Jones granted summary judgment to the officers on the unlawful seizure claim, because the information the defendants relied on —the 911 call, the information from Kandi, the text messages and Putman’s location and demeanor — was reliable to establish probable cause to seize Putman for a mental health evaluation.
But the judge denied summary judgment for the excessive force claim against Harris after examining “whether a reasonable officer in the same circumstances would have concluded that a threat existed justifying the particular use of force,” pursuant to factors described by the U.S. Supreme Court in Graham v. Connor, 490 U.S. 386 (1989).
The Graham factors include the severity of the crime alleged, the immediate threat to the safety of officers and others and whether the suspect is actively resisting or evading arrest.
Where the plaintiff has committed no crime and “where a seizure’s sole justification is preventing harm to the subject of the seizure, the government has little interest in using force to effect that seizure,” Jones said, in finding the first Graham factor weighed in Putman’s
favor.
“Even if an individual is resisting seizure, and some use of force is justified, the degree must be reasonably calculated either to prevent flight or similarly stymie the level-of-resistance from escalating.”
— Judge James P. Jones
Jones weighed Putman’s conduct against the defendants’ concern that he was armed and concluded that there was sufficient evidence that Harris used excessive force to survive summary judgment.

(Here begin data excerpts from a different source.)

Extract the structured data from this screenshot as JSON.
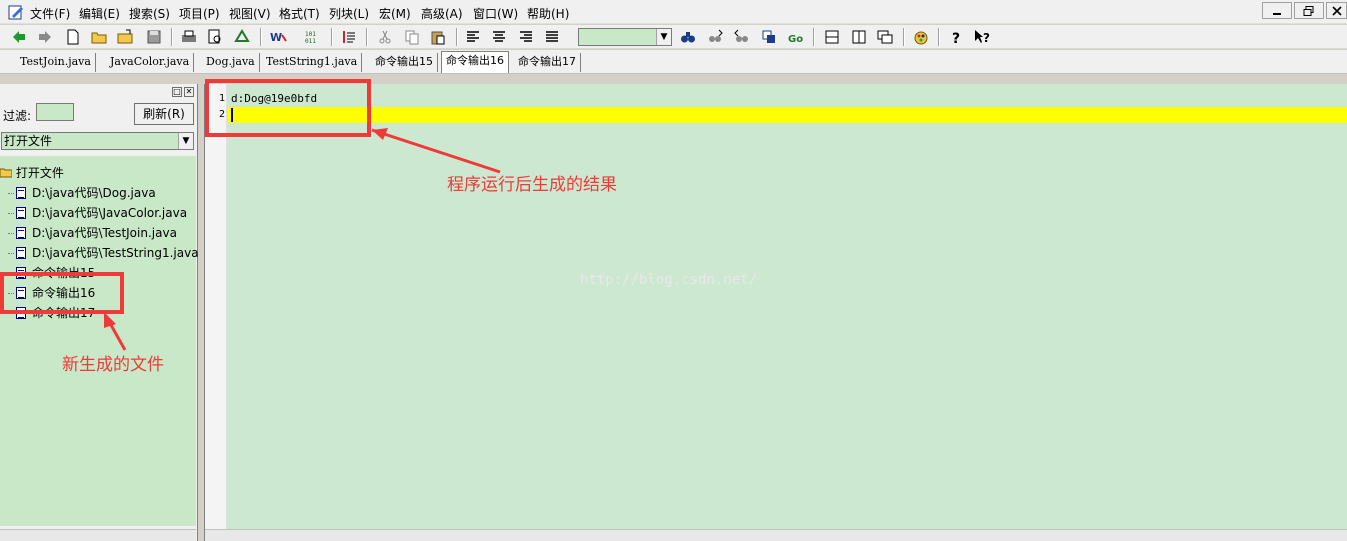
{
  "menu": {
    "items": [
      "文件(F)",
      "编辑(E)",
      "搜索(S)",
      "项目(P)",
      "视图(V)",
      "格式(T)",
      "列块(L)",
      "宏(M)",
      "高级(A)",
      "窗口(W)",
      "帮助(H)"
    ]
  },
  "window_controls": [
    "minimize-icon",
    "restore-icon",
    "close-icon"
  ],
  "toolbar": {
    "icons": [
      "back-arrow-icon",
      "forward-arrow-icon",
      "new-file-icon",
      "open-folder-icon",
      "open-icon",
      "save-icon",
      "print-icon",
      "print-preview-icon",
      "recycle-icon",
      "word-wrap-icon",
      "hex-icon",
      "column-mode-icon",
      "cut-icon",
      "copy-icon",
      "paste-icon",
      "align-left-icon",
      "align-center-icon",
      "align-right-icon",
      "justify-icon",
      "find-icon",
      "find-next-icon",
      "find-prev-icon",
      "replace-icon",
      "goto-icon",
      "split-h-icon",
      "split-v-icon",
      "window-icon",
      "palette-icon",
      "help-icon",
      "context-help-icon"
    ],
    "combo_value": ""
  },
  "tabs": [
    {
      "label": "TestJoin.java"
    },
    {
      "label": "JavaColor.java"
    },
    {
      "label": "Dog.java"
    },
    {
      "label": "TestString1.java"
    },
    {
      "label": "命令输出15"
    },
    {
      "label": "命令输出16",
      "active": true
    },
    {
      "label": "命令输出17"
    }
  ],
  "left_panel": {
    "filter_label": "过滤:",
    "filter_value": "",
    "refresh_label": "刷新(R)",
    "file_select_value": "打开文件",
    "tree_root": "打开文件",
    "tree_items": [
      "D:\\java代码\\Dog.java",
      "D:\\java代码\\JavaColor.java",
      "D:\\java代码\\TestJoin.java",
      "D:\\java代码\\TestString1.java",
      "命令输出15",
      "命令输出16",
      "命令输出17"
    ]
  },
  "editor": {
    "lines": [
      {
        "number": "1",
        "text": "d:Dog@19e0bfd"
      },
      {
        "number": "2",
        "text": ""
      }
    ],
    "watermark": "http://blog.csdn.net/"
  },
  "annotations": {
    "result_note": "程序运行后生成的结果",
    "new_file_note": "新生成的文件",
    "color": "#ef3a3a"
  },
  "colors": {
    "editor_bg": "#cce8d0",
    "current_line": "#ffff00",
    "annotation": "#ef3a3a"
  }
}
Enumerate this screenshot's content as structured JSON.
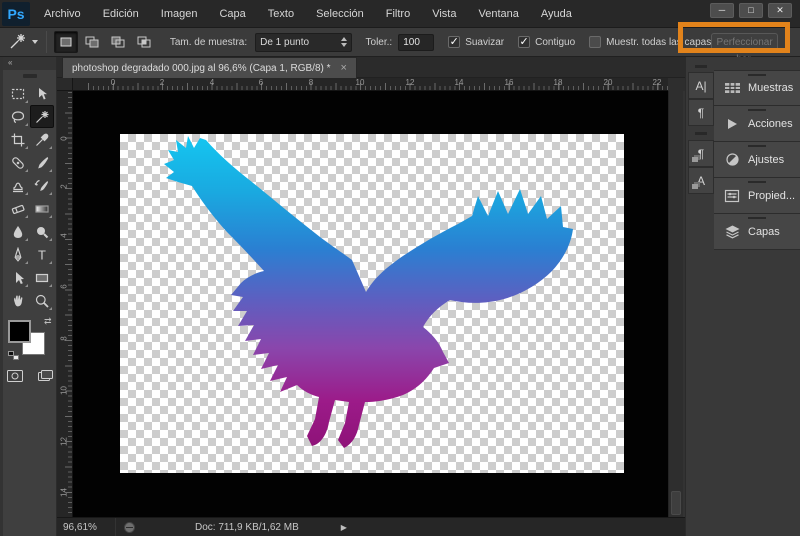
{
  "app": {
    "logo": "Ps",
    "logo_color": "#31a8ff"
  },
  "menubar": {
    "items": [
      "Archivo",
      "Edición",
      "Imagen",
      "Capa",
      "Texto",
      "Selección",
      "Filtro",
      "Vista",
      "Ventana",
      "Ayuda"
    ]
  },
  "window_controls": {
    "minimize": "─",
    "maximize": "□",
    "close": "✕"
  },
  "options_bar": {
    "tool_icon": "magic-wand-icon",
    "sample_size_label": "Tam. de muestra:",
    "sample_size_value": "De 1 punto",
    "tolerance_label": "Toler.:",
    "tolerance_value": "100",
    "check_glyph": "✓",
    "checkboxes": [
      {
        "label": "Suavizar",
        "checked": true
      },
      {
        "label": "Contiguo",
        "checked": true
      },
      {
        "label": "Muestr. todas las capas",
        "checked": false
      }
    ],
    "refine_edge_label": "Perfeccionar bor.",
    "refine_edge_enabled": false,
    "highlight_box_color": "#e2831b"
  },
  "tabbar": {
    "tab_title": "photoshop degradado 000.jpg al 96,6% (Capa 1, RGB/8) *",
    "close_glyph": "×"
  },
  "toolbar": {
    "collapse_glyph": "«",
    "tools": [
      "rectangular-marquee",
      "move",
      "lasso",
      "magic-wand",
      "crop",
      "eyedropper",
      "healing-brush",
      "brush",
      "clone-stamp",
      "history-brush",
      "eraser",
      "gradient",
      "blur",
      "dodge",
      "pen",
      "type",
      "path-selection",
      "rectangle-shape",
      "hand",
      "zoom"
    ],
    "selected_tool": "magic-wand",
    "foreground_color": "#000000",
    "background_color": "#ffffff"
  },
  "rulers": {
    "h_labels": [
      "0",
      "2",
      "4",
      "6",
      "8",
      "10",
      "12",
      "14",
      "16",
      "18",
      "20",
      "22"
    ],
    "v_labels": [
      "2",
      "0",
      "2",
      "4",
      "6",
      "8",
      "10",
      "12",
      "14"
    ]
  },
  "statusbar": {
    "zoom": "96,61%",
    "doc_info": "Doc: 711,9 KB/1,62 MB",
    "menu_arrow": "▶"
  },
  "right_dock": {
    "narrow_panels": [
      {
        "icon": "character-panel-icon",
        "glyph": "A|"
      },
      {
        "icon": "paragraph-panel-icon",
        "glyph": "¶"
      },
      {
        "icon": "paragraph-styles-panel-icon",
        "glyph": "¶"
      },
      {
        "icon": "character-styles-panel-icon",
        "glyph": "A"
      }
    ],
    "panels": [
      {
        "label": "Muestras",
        "icon": "swatches-icon"
      },
      {
        "label": "Acciones",
        "icon": "actions-icon"
      },
      {
        "label": "Ajustes",
        "icon": "adjustments-icon"
      },
      {
        "label": "Propied...",
        "icon": "properties-icon"
      },
      {
        "label": "Capas",
        "icon": "layers-icon"
      }
    ]
  },
  "canvas": {
    "artwork": "eagle-silhouette",
    "transparency_checker_colors": [
      "#ffffff",
      "#cdcdcd"
    ],
    "gradient_colors": [
      "#14c6f0",
      "#2a80d2",
      "#5c60c1",
      "#8a46ac",
      "#9c1b89",
      "#8e1278"
    ]
  }
}
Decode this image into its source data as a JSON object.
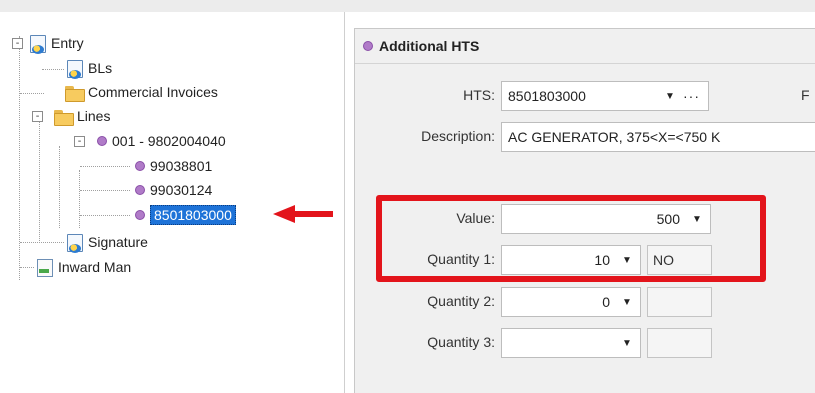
{
  "tree": {
    "nodes": [
      {
        "label": "Entry",
        "icon": "entry-doc-icon",
        "expander": "-"
      },
      {
        "label": "BLs",
        "icon": "document-icon"
      },
      {
        "label": "Commercial Invoices",
        "icon": "folder-icon"
      },
      {
        "label": "Lines",
        "icon": "folder-icon",
        "expander": "-"
      },
      {
        "label": "001 - 9802004040",
        "icon": "purple-dot-icon",
        "expander": "-"
      },
      {
        "label": "99038801",
        "icon": "purple-dot-icon"
      },
      {
        "label": "99030124",
        "icon": "purple-dot-icon"
      },
      {
        "label": "8501803000",
        "icon": "purple-dot-icon",
        "selected": true
      },
      {
        "label": "Signature",
        "icon": "document-icon"
      },
      {
        "label": "Inward Man",
        "icon": "page-icon"
      }
    ]
  },
  "panel": {
    "title": "Additional HTS",
    "cut_label": "F",
    "hts": {
      "label": "HTS:",
      "value": "8501803000"
    },
    "description": {
      "label": "Description:",
      "value": "AC GENERATOR, 375<X=<750 K"
    },
    "value_field": {
      "label": "Value:",
      "value": "500"
    },
    "quantity1": {
      "label": "Quantity 1:",
      "value": "10",
      "unit": "NO"
    },
    "quantity2": {
      "label": "Quantity 2:",
      "value": "0",
      "unit": ""
    },
    "quantity3": {
      "label": "Quantity 3:",
      "value": "",
      "unit": ""
    }
  },
  "colors": {
    "highlight": "#e3141b",
    "selection": "#1e73d8",
    "dot": "#b07bc8"
  }
}
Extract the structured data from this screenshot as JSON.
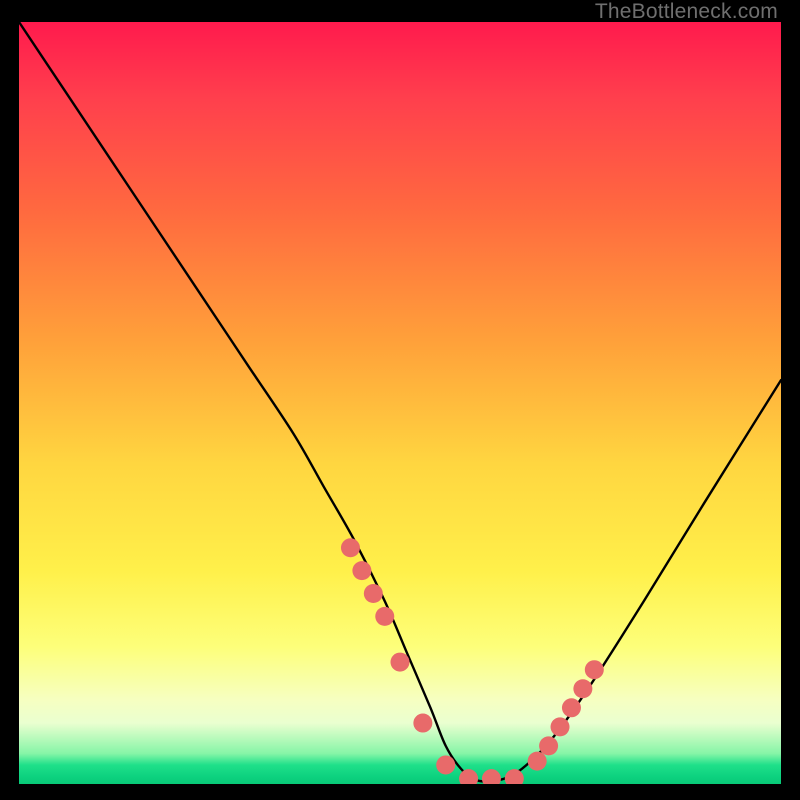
{
  "watermark": "TheBottleneck.com",
  "chart_data": {
    "type": "line",
    "title": "",
    "xlabel": "",
    "ylabel": "",
    "xlim": [
      0,
      100
    ],
    "ylim": [
      0,
      100
    ],
    "series": [
      {
        "name": "bottleneck-curve",
        "x": [
          0,
          6,
          12,
          18,
          24,
          30,
          36,
          40,
          44,
          48,
          51,
          54,
          56,
          58,
          60,
          63,
          66,
          70,
          75,
          82,
          90,
          100
        ],
        "values": [
          100,
          91,
          82,
          73,
          64,
          55,
          46,
          39,
          32,
          24,
          17,
          10,
          5,
          2,
          0.5,
          0.5,
          2,
          6,
          13,
          24,
          37,
          53
        ]
      },
      {
        "name": "marker-dots",
        "x": [
          43.5,
          45.0,
          46.5,
          48.0,
          50.0,
          53.0,
          56.0,
          59.0,
          62.0,
          65.0,
          68.0,
          69.5,
          71.0,
          72.5,
          74.0,
          75.5
        ],
        "values": [
          31.0,
          28.0,
          25.0,
          22.0,
          16.0,
          8.0,
          2.5,
          0.7,
          0.7,
          0.7,
          3.0,
          5.0,
          7.5,
          10.0,
          12.5,
          15.0
        ]
      }
    ],
    "gradient_stops": [
      {
        "pos": 0,
        "color": "#ff1a4d"
      },
      {
        "pos": 0.42,
        "color": "#ffa13a"
      },
      {
        "pos": 0.72,
        "color": "#fff04a"
      },
      {
        "pos": 0.96,
        "color": "#86f5a7"
      },
      {
        "pos": 1.0,
        "color": "#08c977"
      }
    ]
  }
}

“Even if an individual is resisting seizure, and some use of force is justified, the degree must be reasonably calculated either to prevent flight or similarly stymie the level-of-resistance from
escalating,” the judge stated.
Jones noted that Harris “ordered the dog to bite Putman after a mere two minutes of verbal instruction, without any particular action by Putman shifting the dynamics or escalating the situation into an immediate threat.”
Qualified immunity
A police officer is entitled to qualified immunity against liability for a constitutional violation if the right allegedly violated was not clearly established enough to provide fair warning that the officer’s conduct was unconstitutional at the time.
The 4th U.S. Circuit Court of Appeals has recognized constitutional violations where police dogs were improperly deployed by their handlers.
Here, Harris argued that prior cases established that an excessive force violation occurs “only when an officer is not facing an immediate threat and fails to give warning” before deploying a police dog.
But the judge said that “the Fourth Circuit has held that the use of serious or violent force in arresting or otherwise seizing an individual who is not actively resisting and does not pose an immediate threat amounts to a constitutional violation.”
Jones cited Fourth Circuit cases which distinguished between “immediate danger” and “imminent danger” to explain that “’physical resistance’ is not synonymous with ‘risk of immediate danger[.]’”
“It therefore was clearly established at the time of the violation that the use of a canine —a level of force that risks serious injury—on an individual with mental health issues without evidence that he was actively resisting is an unconstitutional use of force,” the judge concluded.
Putman is represented by the Halperin Law Center in Glen Allen. One of his attorneys, Andrew Lucchetti, lauded the decision but noted his client faces an inevitable string of appeals that uniquely benefit police in qualified immunity cases.
In fact, the defendant has already noted an interlocutory appeal and trial has been canceled. Counsel for the defendant was unavailable for comment.